Why does Jim Paulsen think traditional valuation metrics like P/E ratios are less relevant today?

Jim Paulsen argues that traditional valuation metrics, such as P/E ratios, have become less relevant due to the shift in the market's composition toward growth-oriented tech companies. These companies are less volatile and less tied to economic cycles, justifying higher valuations. Additionally, factors like reduced recession frequency, increased market liquidity, and higher profit productivity have contributed to a sustained upward shift in valuation ranges since the 1990s.

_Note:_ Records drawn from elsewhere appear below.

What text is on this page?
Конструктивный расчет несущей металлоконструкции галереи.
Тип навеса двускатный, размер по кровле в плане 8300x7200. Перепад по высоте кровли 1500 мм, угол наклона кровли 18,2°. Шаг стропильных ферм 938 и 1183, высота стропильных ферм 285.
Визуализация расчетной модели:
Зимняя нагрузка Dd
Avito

What is Jim Paulsen's perspective on China's economic outlook for 2025?

Jim Paulsen is bearish on China, citing its loss of supply chain dominance, reputational issues, and a significant debt overhang. He believes China's economy is in a prolonged downturn, similar to Japan's in the 1990s, and recommends investing in emerging markets outside of China. He notes that the EMXC ETF (emerging markets ex-China) has outperformed China-focused investments in recent years.

What is Jim Paulsen's outlook for small-cap stocks in 2025?

Jim Paulsen is cautiously optimistic about small-cap stocks. While they have underperformed recently, he believes they could lead the next leg of the market rally if the economy slows and the Fed eases monetary policy. He recommends focusing on higher-quality small-cap indices like the S&P 600 rather than the more leveraged Russell 2000.

Why does Jim Paulsen think gold prices may decline in the coming years?

Jim Paulsen believes gold prices are closely tied to pessimism and fear. With consumer confidence currently low, gold has performed well. However, he expects a resurgence in consumer confidence in the coming years, which could lead to a sell-off in gold as investors shift to riskier assets.